Drużyna Orlando Magic zanotowała już swoje pierwsze zwycięstwo w niedawno zainaugurowanym sezonie 2011/2012. Wciąż jednak gra tego zespołu pozostawia wiele do życzenia i o ile ofensywa ekipy prowadzonej przez Stana Van Gundy’ego uległa nieznacznemu progresowi, to o postępie po drugiej stronie parkietu póki co można zapomnieć.
Bardzo nierówną dyspozycję prezentuje Hedo Turkoglu, o czym mogliście więcej przeczytać w artykule Josha Robbinsa. Niezwykle słabo grają na tym etapie rozgrywek obrońcy: Jason Richardson oraz Jameer Nelson. Warto mieć jednak na uwadze, że za nami dopiero dwa mecze rozegrane po ponad siedmiu miesiącach przerwy, więc weterani Magic mają prawo mieć problemy z aklimatyzacją. Liczmy, że już wkrótce będziemy mogli oglądać ich w lepszej formie: zwłaszcza po bronionej połowie boiska.
Dzisiejsi rywale naszych ulubieńców – New Jersey Nets – także nie należą do defensywnych hegemonów. W ubiegłym sezonie "Sieci" traciły średnio nieco ponad 100 punktów w meczu, co dawało im dopiero 15. miejsce w lidze.
Po rozegraniu dwóch spotkań, drużyna z Newark może pochwalić się bilansem 1-1. Jedyne zwycięstwo Nets odnieśli w niezwykłych okolicznościach w meczu przeciwko Washington Wizards. Zespół z Deronem Williamsem na czele odrobił ponad 20 punktów straty, by ostatecznie wygrać 90-84.
Przeciwnicy Magic będą grali w dużym osłabieniu. Podczas gier przedsezonowych kontuzji stopy nabawił się podstawowy center New Jersey – Brook Lopez. Uraz jest na tyle poważny, by wykluczyć środkowego z gry aż do połowy lutego. Zawodnik ten pełnił bardzo ważną rolę w rotacji Nets, a zastępujący go w pierwszej piątce Francuz Johan Petro notował w sezonie 2010/2011 słabe statystyki na poziomie 3.5 punktu oraz 2.8 zbiórki. Nietrudno się więc domyślić, że strefa podkoszowa to teraz najsłabszy punkt New Jersey Nets. Brak Brooka Lopeza w składzie otwiera dla Howarda szansę na zupełną dominację w "pomalowanym".
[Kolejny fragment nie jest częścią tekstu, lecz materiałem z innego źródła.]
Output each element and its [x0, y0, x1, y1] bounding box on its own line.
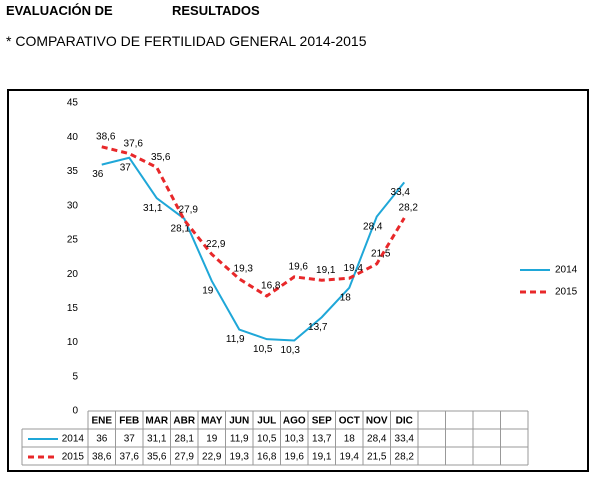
data-label: 27,9 — [179, 205, 199, 216]
data-label: 18 — [340, 292, 352, 303]
table-cell: 37,6 — [120, 452, 140, 463]
series-line — [101, 145, 406, 298]
table-cell: 21,5 — [367, 452, 387, 463]
x-tick-label: MAR — [145, 416, 169, 427]
y-tick-label: 5 — [72, 371, 78, 382]
table-cell: 10,3 — [285, 434, 305, 445]
x-tick-label: DIC — [396, 416, 413, 427]
y-tick-label: 45 — [67, 98, 79, 109]
y-tick-label: 35 — [67, 166, 79, 177]
data-label: 31,1 — [143, 203, 163, 214]
data-label: 33,4 — [391, 187, 411, 198]
data-label: 28,1 — [171, 223, 191, 234]
table-cell: 28,1 — [175, 434, 195, 445]
data-label: 19,4 — [344, 263, 364, 274]
heading-right: RESULTADOS — [172, 3, 260, 18]
y-tick-label: 10 — [67, 337, 79, 348]
subtitle: * COMPARATIVO DE FERTILIDAD GENERAL 2014… — [6, 33, 367, 49]
table-cell: 19,4 — [340, 452, 360, 463]
table-cell: 10,5 — [257, 434, 277, 445]
y-tick-label: 20 — [67, 269, 79, 280]
data-label: 35,6 — [151, 152, 171, 163]
x-tick-label: SEP — [312, 416, 332, 427]
table-cell: 18 — [344, 434, 356, 445]
data-label: 19,3 — [234, 264, 254, 275]
table-cell: 19,1 — [312, 452, 332, 463]
data-label: 10,5 — [253, 344, 273, 355]
table-cell: 11,9 — [230, 434, 249, 445]
data-label: 28,4 — [363, 221, 383, 232]
x-tick-label: ABR — [173, 416, 195, 427]
x-tick-label: OCT — [339, 416, 360, 427]
table-cell: 35,6 — [147, 452, 167, 463]
table-cell: 16,8 — [257, 452, 277, 463]
table-cell: 19,3 — [230, 452, 250, 463]
table-cell: 22,9 — [202, 452, 222, 463]
data-label: 28,2 — [399, 203, 419, 214]
x-tick-label: NOV — [366, 416, 388, 427]
x-tick-label: JUL — [257, 416, 276, 427]
data-label: 36 — [92, 169, 104, 180]
data-label: 11,9 — [226, 334, 245, 345]
chart-frame — [7, 89, 589, 472]
table-row-header: 2014 — [62, 434, 85, 445]
heading-left: EVALUACIÓN DE — [6, 3, 113, 18]
data-label: 13,7 — [308, 322, 328, 333]
table-cell: 36 — [96, 434, 108, 445]
table-cell: 19,6 — [285, 452, 305, 463]
y-tick-label: 40 — [67, 132, 79, 143]
legend-label: 2015 — [555, 287, 578, 298]
table-cell: 33,4 — [395, 434, 415, 445]
x-tick-label: AGO — [283, 416, 306, 427]
data-label: 22,9 — [206, 239, 226, 250]
table-cell: 38,6 — [92, 452, 112, 463]
table-cell: 27,9 — [175, 452, 195, 463]
data-label: 37 — [120, 162, 132, 173]
data-label: 19,1 — [316, 265, 336, 276]
legend-label: 2014 — [555, 265, 578, 276]
data-label: 38,6 — [96, 131, 116, 142]
x-tick-label: JUN — [229, 416, 249, 427]
x-tick-label: FEB — [119, 416, 139, 427]
table-cell: 19 — [206, 434, 218, 445]
data-label: 21,5 — [371, 248, 391, 259]
table-cell: 31,1 — [147, 434, 167, 445]
data-label: 16,8 — [261, 281, 281, 292]
table-row-header: 2015 — [62, 452, 85, 463]
table-cell: 28,2 — [395, 452, 415, 463]
data-label: 10,3 — [281, 345, 301, 356]
y-tick-label: 15 — [67, 303, 79, 314]
table-cell: 13,7 — [312, 434, 332, 445]
data-label: 37,6 — [124, 138, 144, 149]
y-tick-label: 30 — [67, 200, 79, 211]
table-cell: 28,4 — [367, 434, 387, 445]
table-cell: 37 — [124, 434, 136, 445]
y-tick-label: 25 — [67, 235, 79, 246]
x-tick-label: MAY — [201, 416, 223, 427]
x-tick-label: ENE — [91, 416, 112, 427]
data-label: 19,6 — [289, 261, 309, 272]
y-tick-label: 0 — [72, 406, 78, 417]
data-label: 19 — [202, 286, 214, 297]
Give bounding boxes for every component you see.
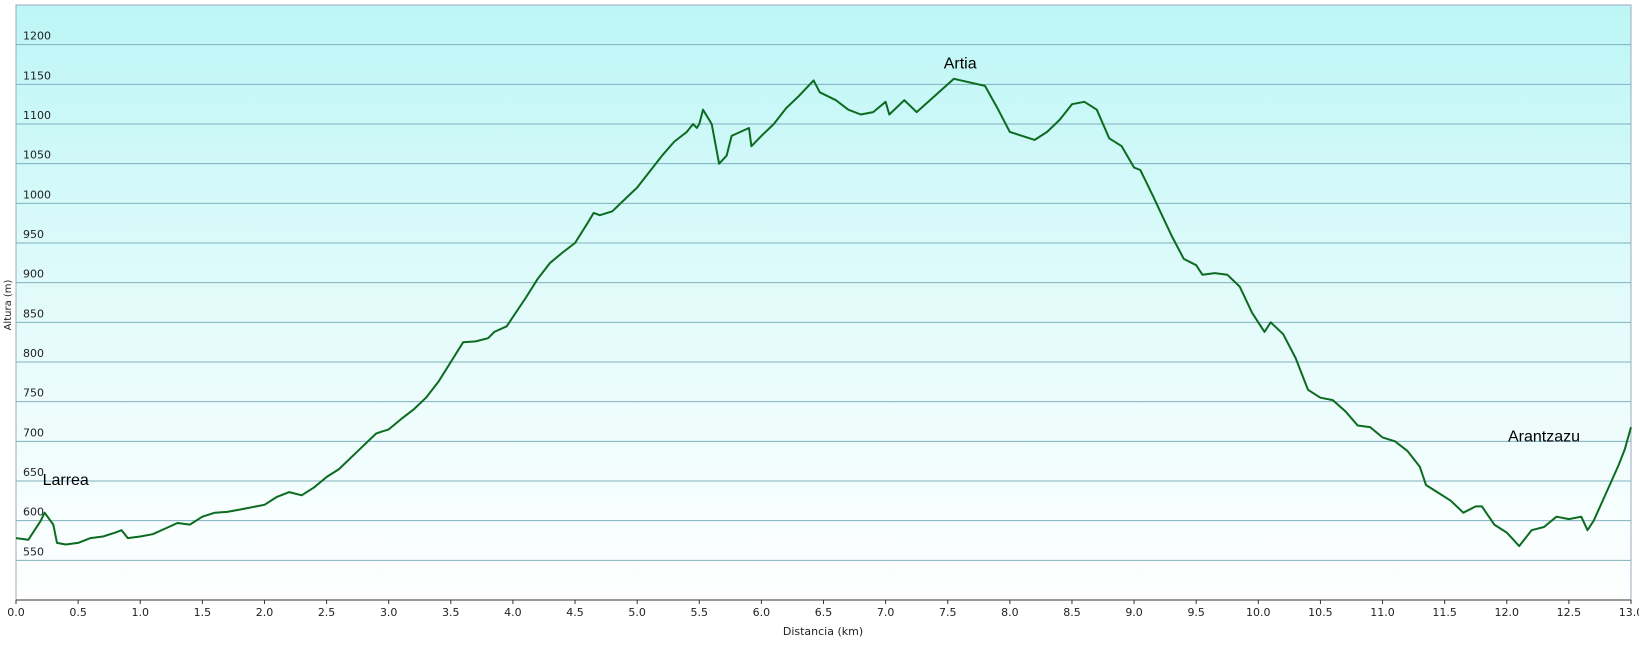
y-tick-label: 700 — [23, 426, 44, 439]
x-tick-label: 10.5 — [1308, 606, 1333, 619]
x-tick-label: 11.5 — [1432, 606, 1457, 619]
x-tick-label: 11.0 — [1370, 606, 1395, 619]
x-tick-label: 4.5 — [566, 606, 584, 619]
x-axis-label: Distancia (km) — [783, 625, 863, 638]
x-tick-label: 7.0 — [877, 606, 895, 619]
x-tick-label: 0.5 — [69, 606, 87, 619]
y-tick-label: 950 — [23, 228, 44, 241]
y-tick-label: 1200 — [23, 30, 51, 43]
annotation: Larrea — [43, 472, 89, 489]
y-tick-label: 750 — [23, 387, 44, 400]
x-tick-label: 3.0 — [380, 606, 398, 619]
x-tick-label: 6.0 — [753, 606, 771, 619]
y-tick-label: 650 — [23, 466, 44, 479]
y-tick-label: 600 — [23, 506, 44, 519]
x-tick-label: 2.0 — [256, 606, 274, 619]
y-axis-label: Altura (m) — [3, 279, 14, 330]
annotation: Artia — [944, 56, 977, 73]
y-tick-label: 1150 — [23, 69, 51, 82]
x-tick-label: 6.5 — [815, 606, 833, 619]
x-tick-label: 3.5 — [442, 606, 460, 619]
x-tick-label: 12.5 — [1557, 606, 1582, 619]
x-tick-label: 5.5 — [691, 606, 709, 619]
y-tick-label: 1000 — [23, 188, 51, 201]
y-tick-label: 900 — [23, 268, 44, 281]
x-tick-label: 9.0 — [1125, 606, 1143, 619]
x-tick-label: 13.0 — [1619, 606, 1639, 619]
x-tick-label: 7.5 — [939, 606, 957, 619]
x-tick-label: 2.5 — [318, 606, 336, 619]
y-tick-label: 1100 — [23, 109, 51, 122]
x-tick-label: 5.0 — [628, 606, 646, 619]
elevation-line — [15, 77, 1632, 548]
y-tick-label: 850 — [23, 307, 44, 320]
x-tick-label: 8.0 — [1001, 606, 1019, 619]
plot-area — [15, 4, 1632, 601]
y-tick-label: 800 — [23, 347, 44, 360]
x-tick-label: 8.5 — [1063, 606, 1081, 619]
x-tick-label: 9.5 — [1187, 606, 1205, 619]
annotation: Arantzazu — [1508, 429, 1580, 446]
x-tick-label: 1.5 — [194, 606, 212, 619]
x-tick-label: 4.0 — [504, 606, 522, 619]
x-tick-label: 10.0 — [1246, 606, 1271, 619]
x-tick-label: 12.0 — [1495, 606, 1520, 619]
y-tick-label: 550 — [23, 545, 44, 558]
x-tick-label: 0.0 — [7, 606, 25, 619]
x-tick-label: 1.0 — [131, 606, 149, 619]
y-tick-label: 1050 — [23, 149, 51, 162]
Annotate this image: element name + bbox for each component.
Podczas nieobecności kontuzjowanego podkoszowego świetnie spisuje się Kris Humphries. Znany bardziej z działalności poza boiskowej niż poczynań koszykarskich silny skrzydłowy wszedł w tym roku na wyższy poziom, zwłaszcza pod względem zbiórek, których notuje w bieżących rozgrywkach średnio 11, z czego aż 5 na atakowanej tablicy.
Key Matchup: Jameer Nelson vs Deron Williams
Williams jest niekwestionowanym liderem swojej drużyny. Należący do elity NBA na swojej pozycji rozgrywający w sezonie 2010/2011 z 667 asystami na koncie zajął piąte miejsce wśród najlepiej podających w lidze.
Nelson jest
playmakerem nieco innego rodzaju. W przeciwieństwie do D-Willa, kosztem podań często decyduje się na rzuty (które ostatnimi czasy nie kończą się punktami), co czyni go
combo-guardem. Dzisiejszy mecz będzie dla rozgrywającego Magic szansą na udowodnienie, iż wciąż jest jednym z najlepszych w swoim fachu.
Dodatkowej pikanterii dzisiejszemu spotkaniu nadaje fakt, że New Jersey Nets to jedna z trzech drużyn, do których Dwight Howard pragnąłby trafić najbardziej. Czy po tej konfrontacji zmieni swoje zdanie? Miejmy nadzieję!
Mecz rozpocznie się w nocy z czwartku na piątek o godzinie 1:00 czasu polskiego w Orlando, hali Amway Center. Zapraszamy do wspólnego kibicowania.